Es ist zu befürchten, dass bereits die Aufsuchung und natürlich erst recht die Förderung von Erdöl und Erdgas im Umfeld zu einer weitreichenden Imageschädigung des Tourismus in der Altmark führen wird. Wir sind der Auffassung, dass die umfangreichen Anstrengungen zur Stärkung des Tourismusstandortes im Interesse der Regionalentwicklung der Altmark konsequent fortgesetzt werden müssen und eine Erdöl- bzw. auch Erdgasförderung dem kontraproduktiv entgegensteht.   Die wirtschaftliche Bedeutung einer eventuellen Erdöl- bzw. Erdgasgewinnung in der Altmark und speziell rund um den Arendsee ist im Vergleich zum Wirtschaftsfaktor Tourismus als relativ gering einzuschätzen. Die im Ergebnis einer Erdöl- bzw.

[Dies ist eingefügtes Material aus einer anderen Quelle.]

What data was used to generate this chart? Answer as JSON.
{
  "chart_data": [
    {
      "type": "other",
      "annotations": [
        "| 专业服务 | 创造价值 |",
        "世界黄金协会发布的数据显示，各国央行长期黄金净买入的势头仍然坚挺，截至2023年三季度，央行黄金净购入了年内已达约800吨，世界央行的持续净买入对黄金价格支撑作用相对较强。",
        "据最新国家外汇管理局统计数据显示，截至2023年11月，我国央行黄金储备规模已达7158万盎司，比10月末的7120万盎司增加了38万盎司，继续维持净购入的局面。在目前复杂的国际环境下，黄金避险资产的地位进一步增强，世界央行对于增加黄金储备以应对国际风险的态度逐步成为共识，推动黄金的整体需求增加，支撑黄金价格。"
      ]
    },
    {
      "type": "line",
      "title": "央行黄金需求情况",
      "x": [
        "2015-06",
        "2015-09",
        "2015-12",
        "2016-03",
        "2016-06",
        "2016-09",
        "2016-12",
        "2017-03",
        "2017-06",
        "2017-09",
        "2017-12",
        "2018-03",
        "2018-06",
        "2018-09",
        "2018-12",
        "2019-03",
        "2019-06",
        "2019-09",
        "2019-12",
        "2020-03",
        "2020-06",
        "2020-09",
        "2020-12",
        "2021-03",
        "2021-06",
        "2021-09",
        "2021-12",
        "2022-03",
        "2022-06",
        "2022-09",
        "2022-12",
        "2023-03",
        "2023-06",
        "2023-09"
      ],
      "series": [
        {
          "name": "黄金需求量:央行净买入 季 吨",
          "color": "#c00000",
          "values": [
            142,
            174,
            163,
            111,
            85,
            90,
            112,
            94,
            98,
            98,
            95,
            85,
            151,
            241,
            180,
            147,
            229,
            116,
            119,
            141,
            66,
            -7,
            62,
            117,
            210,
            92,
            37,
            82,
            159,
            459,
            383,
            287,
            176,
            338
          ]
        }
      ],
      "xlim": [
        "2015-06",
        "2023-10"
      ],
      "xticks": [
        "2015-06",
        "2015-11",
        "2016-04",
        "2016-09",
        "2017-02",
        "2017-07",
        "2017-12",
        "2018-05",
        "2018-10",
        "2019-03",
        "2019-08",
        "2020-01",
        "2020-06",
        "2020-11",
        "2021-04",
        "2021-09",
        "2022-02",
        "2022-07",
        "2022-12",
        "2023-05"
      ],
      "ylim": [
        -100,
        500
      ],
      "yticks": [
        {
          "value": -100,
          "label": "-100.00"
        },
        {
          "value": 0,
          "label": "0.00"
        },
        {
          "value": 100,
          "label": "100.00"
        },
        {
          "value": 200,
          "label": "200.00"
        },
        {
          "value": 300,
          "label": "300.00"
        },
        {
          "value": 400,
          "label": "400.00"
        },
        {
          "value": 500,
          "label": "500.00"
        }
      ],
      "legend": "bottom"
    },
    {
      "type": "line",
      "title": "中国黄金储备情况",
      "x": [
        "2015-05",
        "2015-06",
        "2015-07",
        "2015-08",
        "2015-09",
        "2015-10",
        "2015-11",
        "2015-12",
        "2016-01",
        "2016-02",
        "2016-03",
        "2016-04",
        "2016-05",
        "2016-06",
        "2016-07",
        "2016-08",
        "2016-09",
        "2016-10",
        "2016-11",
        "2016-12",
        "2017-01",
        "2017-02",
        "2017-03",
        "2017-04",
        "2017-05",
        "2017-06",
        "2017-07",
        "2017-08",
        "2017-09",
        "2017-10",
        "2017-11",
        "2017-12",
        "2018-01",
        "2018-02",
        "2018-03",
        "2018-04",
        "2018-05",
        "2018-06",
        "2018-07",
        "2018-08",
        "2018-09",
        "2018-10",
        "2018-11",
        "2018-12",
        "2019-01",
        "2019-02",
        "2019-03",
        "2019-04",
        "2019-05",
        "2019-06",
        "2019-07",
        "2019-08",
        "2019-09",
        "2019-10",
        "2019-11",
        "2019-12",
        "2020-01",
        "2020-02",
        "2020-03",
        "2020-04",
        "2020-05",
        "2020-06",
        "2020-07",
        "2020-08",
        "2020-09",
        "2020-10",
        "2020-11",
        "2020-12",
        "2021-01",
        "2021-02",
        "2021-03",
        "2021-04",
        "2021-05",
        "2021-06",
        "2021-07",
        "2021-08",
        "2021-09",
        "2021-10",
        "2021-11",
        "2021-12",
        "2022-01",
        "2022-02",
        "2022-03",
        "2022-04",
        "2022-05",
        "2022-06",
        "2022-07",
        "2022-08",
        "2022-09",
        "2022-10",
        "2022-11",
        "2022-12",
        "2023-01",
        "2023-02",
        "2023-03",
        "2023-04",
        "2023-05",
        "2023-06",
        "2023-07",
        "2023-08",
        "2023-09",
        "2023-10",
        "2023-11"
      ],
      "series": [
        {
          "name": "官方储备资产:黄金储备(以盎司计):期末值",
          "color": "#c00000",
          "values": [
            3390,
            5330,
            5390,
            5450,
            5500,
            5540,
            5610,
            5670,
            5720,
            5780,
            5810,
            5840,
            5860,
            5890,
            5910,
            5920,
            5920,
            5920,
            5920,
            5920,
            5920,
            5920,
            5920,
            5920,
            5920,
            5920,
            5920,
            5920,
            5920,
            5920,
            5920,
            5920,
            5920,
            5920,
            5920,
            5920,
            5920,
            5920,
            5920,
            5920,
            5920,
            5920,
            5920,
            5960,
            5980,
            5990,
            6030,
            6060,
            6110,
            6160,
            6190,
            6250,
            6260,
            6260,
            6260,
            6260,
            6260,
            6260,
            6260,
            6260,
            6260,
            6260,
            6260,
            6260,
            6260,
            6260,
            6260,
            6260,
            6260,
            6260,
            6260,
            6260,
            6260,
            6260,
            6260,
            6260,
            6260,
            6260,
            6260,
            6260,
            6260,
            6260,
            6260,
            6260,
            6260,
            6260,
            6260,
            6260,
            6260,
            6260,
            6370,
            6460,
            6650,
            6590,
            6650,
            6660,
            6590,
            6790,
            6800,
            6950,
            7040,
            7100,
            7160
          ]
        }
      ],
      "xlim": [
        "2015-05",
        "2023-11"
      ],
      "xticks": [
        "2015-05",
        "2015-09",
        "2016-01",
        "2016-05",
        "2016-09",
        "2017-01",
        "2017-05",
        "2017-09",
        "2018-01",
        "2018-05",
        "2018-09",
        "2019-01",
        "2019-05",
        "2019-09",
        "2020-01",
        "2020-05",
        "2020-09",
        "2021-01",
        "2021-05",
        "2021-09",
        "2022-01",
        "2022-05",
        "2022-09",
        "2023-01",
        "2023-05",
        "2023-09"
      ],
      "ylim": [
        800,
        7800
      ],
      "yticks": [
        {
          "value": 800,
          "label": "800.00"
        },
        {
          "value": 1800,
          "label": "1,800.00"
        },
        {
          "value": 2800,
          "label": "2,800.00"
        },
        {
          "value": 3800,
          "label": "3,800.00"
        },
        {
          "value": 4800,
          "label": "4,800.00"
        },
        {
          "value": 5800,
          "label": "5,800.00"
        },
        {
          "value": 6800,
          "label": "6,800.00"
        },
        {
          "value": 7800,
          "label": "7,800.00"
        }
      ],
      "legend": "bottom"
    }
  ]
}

Erdgasförderung und -aufbereitung entstehenden Arbeitsplätze würde in keiner Weise die Gefährdung von Arbeitsplätzen in anderen Bereichen aufwiegen. Im Gegenteil. Die Altmark und ihre Bürgerinnen und Bürger würden abermals auf sehr lange Sicht mit vielen Nachteilen und Altlasten sowie Abfällen leben müssen. Es gilt also grundsätzlich und richtigerweise auch hier der Ausspruch „Wehret den Anfängen!“

Auch in der Altmark muss also das Vorsorgeprinzip gelten: Wir brauchen ein klares Veto gegen die Öl- und Gasförderung. Der Ausstieg aus der Verbrennung von fossilen Stoffen kann und muss hier beginnen. Wenn wir die Interessen der Menschen mit vollem Einsatz vertreten wollen, dürfen wir keine weiteren Abhängigkeiten von klimaschädlichen fossilen Energieträgern festschreiben.